What Are The Possible Complications Of Treatments?

Monday, April 23, 2012 - 16:24

Contributing Author: Guy Slowik FRCS

All medical and surgical treatments involve some risk. This is especially true for surgical procedures such as TUIP, TURP, and open prostatectomy.


Following surgery for BPH, the incidence of impotence can range between four and 30 percent, depending on the surgical technique employed. Impotence means an inability to achieve or maintain an erection. Following surgery for BPH, complete recovery of sexual function may take as long as a year to achieve.

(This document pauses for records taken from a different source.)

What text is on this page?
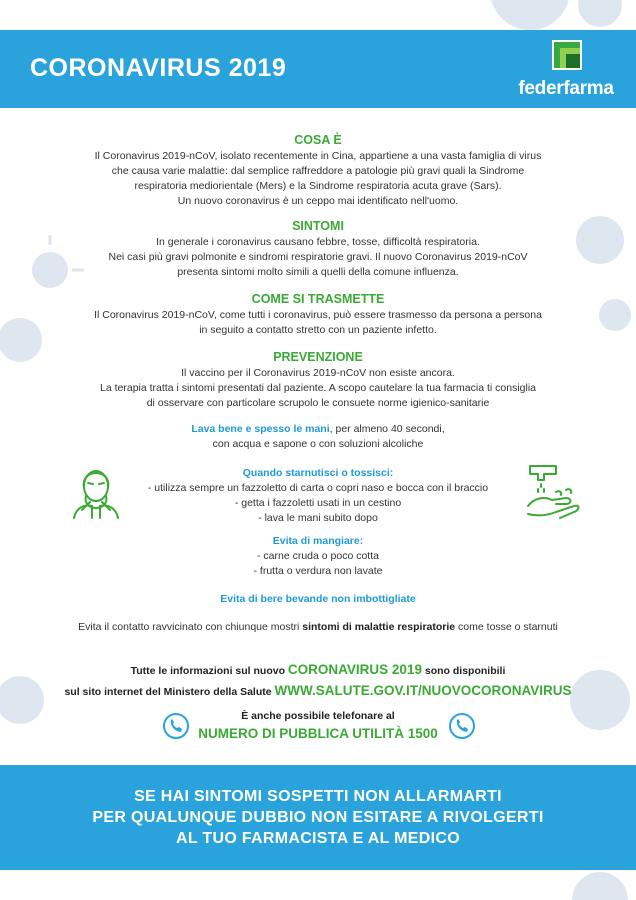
CORONAVIRUS 2019
federfarma

COSA È

Il Coronavirus 2019-nCoV, isolato recentemente in Cina, appartiene a una vasta famiglia di virus

che causa varie malattie: dal semplice raffreddore a patologie più gravi quali la Sindrome

respiratoria mediorientale (Mers) e la Sindrome respiratoria acuta grave (Sars).

Un nuovo coronavirus è un ceppo mai identificato nell'uomo.

SINTOMI

In generale i coronavirus causano febbre, tosse, difficoltà respiratoria.

Nei casi più gravi polmonite e sindromi respiratorie gravi. Il nuovo Coronavirus 2019-nCoV

presenta sintomi molto simili a quelli della comune influenza.

COME SI TRASMETTE

Il Coronavirus 2019-nCoV, come tutti i coronavirus, può essere trasmesso da persona a persona

in seguito a contatto stretto con un paziente infetto.

PREVENZIONE

Il vaccino per il Coronavirus 2019-nCoV non esiste ancora.

La terapia tratta i sintomi presentati dal paziente. A scopo cautelare la tua farmacia ti consiglia

di osservare con particolare scrupolo le consuete norme igienico-sanitarie

Lava bene e spesso le mani, per almeno 40 secondi,

con acqua e sapone o con soluzioni alcoliche

Quando starnutisci o tossisci:

- utilizza sempre un fazzoletto di carta o copri naso e bocca con il braccio

- getta i fazzoletti usati in un cestino

- lava le mani subito dopo

Evita di mangiare:

- carne cruda o poco cotta

- frutta o verdura non lavate

Evita di bere bevande non imbottigliate

Evita il contatto ravvicinato con chiunque mostri sintomi di malattie respiratorie come tosse o starnuti

Tutte le informazioni sul nuovo CORONAVIRUS 2019 sono disponibili

sul sito internet del Ministero della Salute WWW.SALUTE.GOV.IT/NUOVOCORONAVIRUS

È anche possibile telefonare al

NUMERO DI PUBBLICA UTILITÀ 1500

SE HAI SINTOMI SOSPETTI NON ALLARMARTI

PER QUALUNQUE DUBBIO NON ESITARE A RIVOLGERTI

AL TUO FARMACISTA E AL MEDICO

If a man was potent before surgery, the chances are very good that he will be able to maintain an erection after surgery. However, a problem called retrograde ejaculation can occur. During sexual intercourse, semen is shunted into the bladder rather than propelled through the urethra to the outside. In other words, the orgasm is "dry." This condition alters the sensation of orgasm and may cause sterility.

Urinary Incontinence

Postoperatively, a man may have temporary problems controlling his ability to pass urine-but in only one to three percent of cases is there permanent urinary incontinence . The discomfort during urination or a strong urge to urinate, which are caused when urine flows next to the surgical area, will gradually decrease and should disappear after several months.


Sometimes following surgery, the urine may appear bright red or may contain clumped blood. This may suggest continued bleeding at the operation site. This complication, if excessive or persistent, should be reported immediately to your urologist.

However, as a consequence of the healing process, some blood may appear in the urine following surgery for BPH. With adequate rest and increased fluid intake, the appearance of blood in the urine should disappear over time.


Death associated with surgery for BPH ranges between 1.5 and 3.5 percent of all cases. The risk is relatively low but must be carefully weighed against the need for and benefits of the surgical intervention.